In 1981, an epidemiologist (Matthew Modine) working for the Centers for Disease Control and Prevention becomes aware of a disease that is plaguing gay men and undertakes a detailed investigation to find the cause. Based on the non fiction book by Randy Shilts and directed by Roger Spottiswoode (TOMORROW NEVER DIES). Over 25 years since its release, this remains a spellbinding and compelling film on many levels. It works as a detective story and a race against time to find the killer but the killer is not a human but a virus. It reveals the behind the scenes politicization of the disease as an egotistical American researcher (Alan Alda) attempts to squash his French counterparts from getting credit for discovering the virus rather than him.
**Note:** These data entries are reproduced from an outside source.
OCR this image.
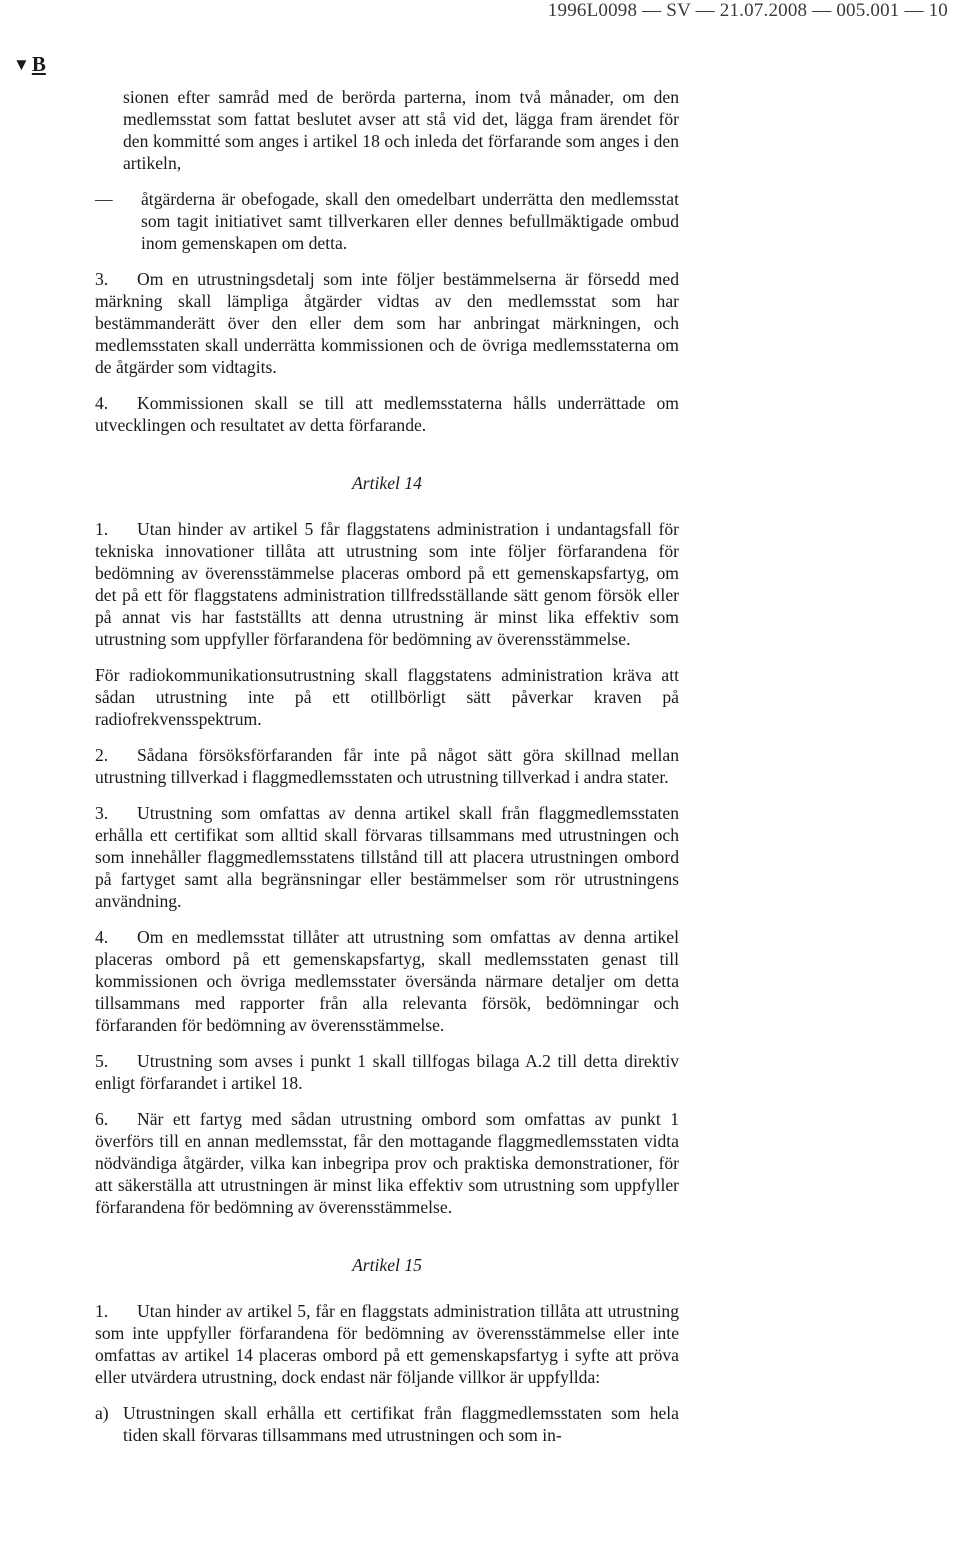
1996L0098 — SV — 21.07.2008 — 005.001 — 10
▼ B

sionen efter samråd med de berörda parterna, inom två månader, om den medlemsstat som fattat beslutet avser att stå vid det, lägga fram ärendet för den kommitté som anges i artikel 18 och inleda det förfarande som anges i den artikeln,

—	åtgärderna är obefogade, skall den omedelbart underrätta den medlemsstat som tagit initiativet samt tillverkaren eller dennes befullmäktigade ombud inom gemenskapen om detta.

3. Om en utrustningsdetalj som inte följer bestämmelserna är försedd med märkning skall lämpliga åtgärder vidtas av den medlemsstat som har bestämmanderätt över den eller dem som har anbringat märkningen, och medlemsstaten skall underrätta kommissionen och de övriga medlemsstaterna om de åtgärder som vidtagits.

4. Kommissionen skall se till att medlemsstaterna hålls underrättade om utvecklingen och resultatet av detta förfarande.

Artikel 14

1. Utan hinder av artikel 5 får flaggstatens administration i undantagsfall för tekniska innovationer tillåta att utrustning som inte följer förfarandena för bedömning av överensstämmelse placeras ombord på ett gemenskapsfartyg, om det på ett för flaggstatens administration tillfredsställande sätt genom försök eller på annat vis har fastställts att denna utrustning är minst lika effektiv som utrustning som uppfyller förfarandena för bedömning av överensstämmelse.

För radiokommunikationsutrustning skall flaggstatens administration kräva att sådan utrustning inte på ett otillbörligt sätt påverkar kraven på radiofrekvensspektrum.

2. Sådana försöksförfaranden får inte på något sätt göra skillnad mellan utrustning tillverkad i flaggmedlemsstaten och utrustning tillverkad i andra stater.

3. Utrustning som omfattas av denna artikel skall från flaggmedlemsstaten erhålla ett certifikat som alltid skall förvaras tillsammans med utrustningen och som innehåller flaggmedlemsstatens tillstånd till att placera utrustningen ombord på fartyget samt alla begränsningar eller bestämmelser som rör utrustningens användning.

4. Om en medlemsstat tillåter att utrustning som omfattas av denna artikel placeras ombord på ett gemenskapsfartyg, skall medlemsstaten genast till kommissionen och övriga medlemsstater översända närmare detaljer om detta tillsammans med rapporter från alla relevanta försök, bedömningar och förfaranden för bedömning av överensstämmelse.

5. Utrustning som avses i punkt 1 skall tillfogas bilaga A.2 till detta direktiv enligt förfarandet i artikel 18.

6. När ett fartyg med sådan utrustning ombord som omfattas av punkt 1 överförs till en annan medlemsstat, får den mottagande flaggmedlemsstaten vidta nödvändiga åtgärder, vilka kan inbegripa prov och praktiska demonstrationer, för att säkerställa att utrustningen är minst lika effektiv som utrustning som uppfyller förfarandena för bedömning av överensstämmelse.

Artikel 15

1. Utan hinder av artikel 5, får en flaggstats administration tillåta att utrustning som inte uppfyller förfarandena för bedömning av överensstämmelse eller inte omfattas av artikel 14 placeras ombord på ett gemenskapsfartyg i syfte att pröva eller utvärdera utrustning, dock endast när följande villkor är uppfyllda:

a) Utrustningen skall erhålla ett certifikat från flaggmedlemsstaten som hela tiden skall förvaras tillsammans med utrustningen och som in-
It details the apathy of bureaucracies like blood banks and even the gay community itself in fighting against bathhouse closures which allowed the disease to continue to spread. It's not a documentary but filmed as if it were a documentary. The only section that felt weak was the Ian McKellen and B.D. Wong storyline which seemed contrived and out of place. Doing a dramatization of Shilts' massive research opus was a formidable task and Arnold Schulman's screenplay does it justice. The enormous cast includes Anjelica Huston, Richard Gere, Lily Tomlin, Steve Martin, Phil Collins, Richard Jenkins, Glenne Headly, Swoosie Kurtz, Richard Masur, Saul Rubinek, Rosemary Murphy, Charles Martin Smith, Tcheky Karyo, Patrick Bauchau and Nathalie Baye.